Walk into any mall store -- or check out any online retailer -- and you're likely to find a "Be Kind" t-shirt. Or tote bag. Or pillow. Or coffee mug.
It seems we all want to be kind to one another and hope others will do the same.
But what does it mean to be kind in the workplace? Some seasoned career professionals will tell you that being kind is fine, but when it comes to your career, you have to be a bit cutthroat as well if you want to survive.
I think the truth lies somewhere in the middle. I don't advise anyone to be so kind that they become a human doormat and don't stand up for themselves at work. At the same time, most cutthroat people end up burning so many bridges that later in their careers they often have no supporters -- and no careers.

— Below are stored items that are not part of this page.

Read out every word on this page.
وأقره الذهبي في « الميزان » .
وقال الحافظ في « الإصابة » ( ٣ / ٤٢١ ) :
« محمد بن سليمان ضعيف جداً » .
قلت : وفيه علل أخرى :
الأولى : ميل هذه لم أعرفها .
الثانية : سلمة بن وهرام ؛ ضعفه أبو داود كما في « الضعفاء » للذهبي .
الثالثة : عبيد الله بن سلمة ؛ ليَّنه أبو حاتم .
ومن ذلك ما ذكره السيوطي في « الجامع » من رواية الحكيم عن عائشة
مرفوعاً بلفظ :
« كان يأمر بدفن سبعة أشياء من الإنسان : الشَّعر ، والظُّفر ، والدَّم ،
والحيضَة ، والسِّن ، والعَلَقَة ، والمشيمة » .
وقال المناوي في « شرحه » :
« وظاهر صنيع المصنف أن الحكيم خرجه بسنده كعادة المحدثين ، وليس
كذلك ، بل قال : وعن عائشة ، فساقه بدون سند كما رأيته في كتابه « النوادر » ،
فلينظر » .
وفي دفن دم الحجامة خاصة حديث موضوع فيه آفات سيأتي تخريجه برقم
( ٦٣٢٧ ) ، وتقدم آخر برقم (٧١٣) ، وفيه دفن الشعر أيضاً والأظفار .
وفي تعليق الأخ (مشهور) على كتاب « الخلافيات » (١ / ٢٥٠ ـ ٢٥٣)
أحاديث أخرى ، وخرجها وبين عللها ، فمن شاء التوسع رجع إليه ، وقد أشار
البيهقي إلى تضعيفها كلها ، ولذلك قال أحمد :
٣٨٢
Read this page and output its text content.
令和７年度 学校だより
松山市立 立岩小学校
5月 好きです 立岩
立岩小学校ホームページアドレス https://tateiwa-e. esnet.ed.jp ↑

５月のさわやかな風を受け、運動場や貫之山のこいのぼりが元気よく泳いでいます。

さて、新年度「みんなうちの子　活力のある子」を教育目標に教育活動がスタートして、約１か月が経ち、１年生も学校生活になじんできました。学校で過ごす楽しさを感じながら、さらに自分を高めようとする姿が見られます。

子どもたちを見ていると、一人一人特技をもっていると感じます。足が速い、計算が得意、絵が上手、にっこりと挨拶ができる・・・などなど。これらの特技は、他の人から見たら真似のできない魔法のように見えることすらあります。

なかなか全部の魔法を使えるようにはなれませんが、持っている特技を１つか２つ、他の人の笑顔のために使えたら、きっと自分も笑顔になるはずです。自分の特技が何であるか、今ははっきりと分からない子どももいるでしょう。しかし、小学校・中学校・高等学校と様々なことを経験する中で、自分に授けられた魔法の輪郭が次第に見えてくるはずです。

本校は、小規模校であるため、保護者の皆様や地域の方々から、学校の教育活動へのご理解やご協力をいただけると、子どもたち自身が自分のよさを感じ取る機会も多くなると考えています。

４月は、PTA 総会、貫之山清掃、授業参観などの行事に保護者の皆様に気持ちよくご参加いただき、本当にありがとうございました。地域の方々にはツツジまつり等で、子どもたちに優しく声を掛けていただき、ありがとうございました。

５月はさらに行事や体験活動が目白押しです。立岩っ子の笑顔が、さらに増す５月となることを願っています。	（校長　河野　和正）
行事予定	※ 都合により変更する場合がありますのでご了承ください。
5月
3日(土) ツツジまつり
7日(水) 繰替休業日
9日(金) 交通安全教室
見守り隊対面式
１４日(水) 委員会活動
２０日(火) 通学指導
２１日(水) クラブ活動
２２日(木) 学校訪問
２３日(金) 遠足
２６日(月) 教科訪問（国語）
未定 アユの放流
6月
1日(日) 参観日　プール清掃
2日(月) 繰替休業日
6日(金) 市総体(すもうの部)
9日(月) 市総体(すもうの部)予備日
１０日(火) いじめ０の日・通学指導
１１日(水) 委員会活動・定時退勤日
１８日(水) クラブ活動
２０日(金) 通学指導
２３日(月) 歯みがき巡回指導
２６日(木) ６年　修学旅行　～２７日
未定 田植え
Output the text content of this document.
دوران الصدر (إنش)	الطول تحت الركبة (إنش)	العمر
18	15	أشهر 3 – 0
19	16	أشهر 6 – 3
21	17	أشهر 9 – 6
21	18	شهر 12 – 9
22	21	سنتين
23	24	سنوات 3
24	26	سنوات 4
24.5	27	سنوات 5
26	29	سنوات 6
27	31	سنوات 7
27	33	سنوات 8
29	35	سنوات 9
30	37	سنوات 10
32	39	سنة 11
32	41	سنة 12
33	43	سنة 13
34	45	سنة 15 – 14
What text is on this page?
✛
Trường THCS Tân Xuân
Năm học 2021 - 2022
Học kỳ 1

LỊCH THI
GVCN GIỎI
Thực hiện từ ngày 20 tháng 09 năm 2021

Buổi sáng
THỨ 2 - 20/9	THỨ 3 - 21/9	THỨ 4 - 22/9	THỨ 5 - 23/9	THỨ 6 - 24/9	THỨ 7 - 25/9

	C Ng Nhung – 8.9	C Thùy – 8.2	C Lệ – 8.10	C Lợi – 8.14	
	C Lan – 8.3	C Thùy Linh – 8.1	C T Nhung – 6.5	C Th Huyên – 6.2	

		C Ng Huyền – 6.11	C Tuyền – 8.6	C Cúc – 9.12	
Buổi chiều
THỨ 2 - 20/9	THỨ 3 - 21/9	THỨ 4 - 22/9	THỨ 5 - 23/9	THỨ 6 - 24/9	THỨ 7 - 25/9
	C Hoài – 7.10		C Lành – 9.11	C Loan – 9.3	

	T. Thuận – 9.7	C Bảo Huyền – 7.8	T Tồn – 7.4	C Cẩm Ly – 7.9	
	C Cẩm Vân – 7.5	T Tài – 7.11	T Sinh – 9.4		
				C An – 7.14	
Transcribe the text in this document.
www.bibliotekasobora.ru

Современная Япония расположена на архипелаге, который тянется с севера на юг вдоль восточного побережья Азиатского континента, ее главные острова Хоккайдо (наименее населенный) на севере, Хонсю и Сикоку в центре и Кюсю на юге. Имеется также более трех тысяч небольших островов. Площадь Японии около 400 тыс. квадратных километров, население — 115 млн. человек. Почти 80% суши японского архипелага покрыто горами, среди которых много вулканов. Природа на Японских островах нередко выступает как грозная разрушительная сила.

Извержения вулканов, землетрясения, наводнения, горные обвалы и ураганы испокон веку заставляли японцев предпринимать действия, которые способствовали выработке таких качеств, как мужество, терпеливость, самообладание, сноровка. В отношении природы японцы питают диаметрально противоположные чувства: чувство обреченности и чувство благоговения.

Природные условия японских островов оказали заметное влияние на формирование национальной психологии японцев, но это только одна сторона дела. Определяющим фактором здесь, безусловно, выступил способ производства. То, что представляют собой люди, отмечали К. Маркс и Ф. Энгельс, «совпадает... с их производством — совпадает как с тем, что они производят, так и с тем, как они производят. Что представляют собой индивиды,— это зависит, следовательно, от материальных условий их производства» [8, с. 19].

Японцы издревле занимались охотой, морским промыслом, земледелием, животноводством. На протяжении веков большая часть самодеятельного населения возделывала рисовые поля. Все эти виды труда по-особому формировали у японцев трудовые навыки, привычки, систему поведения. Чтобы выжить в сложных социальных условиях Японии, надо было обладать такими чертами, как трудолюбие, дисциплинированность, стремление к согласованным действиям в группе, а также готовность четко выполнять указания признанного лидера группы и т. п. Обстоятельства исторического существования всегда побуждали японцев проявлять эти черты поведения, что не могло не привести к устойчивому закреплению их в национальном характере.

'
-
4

Many of us have been working remotely, or have taken new jobs. We may vow to "be kind" in the workplace and not fall into the trap of gossiping, being negative and being selfish at work.
But, how, exactly, can you be kind at work without falling into the doormat trap? Think about:
1. Helping others. I know that most of us have more than enough on our plates most days, but that doesn't mean you can't put some effort into helping someone who is struggling. You don't have to take on that person's work, but you can buy them a cup of coffee, offer to proofread a report or just be a sounding board for them.
2. Paying more attention. Everyone has a bad day at work, and sometimes it's a bad week. When it happens, don't just turn a blind eye. Offer words of encouragement and even share times when you've struggled. Just putting a "You can do this!" note on someone's desk can really help that person.
3. Be an advocate. Is there someone in meetings who is always ignored, or has his or her ideas shot down? If so, speak up. Say: "I'd like to hear what Julie has to say," or "Jason, you made a good point -- can you elaborate on that a bit?" Even after a meeting is a good time to say to someone: "I thought that information you offered about online sales was really helpful."
Sometimes we believe we don't have the energy to take on another thing, even if it's helping someone having a bad day. But what anyone will tell you is that being kind is energizing -- for the receiver and for the giver. The added bonus is that some of the most successful people say that being kind is what got them ahead.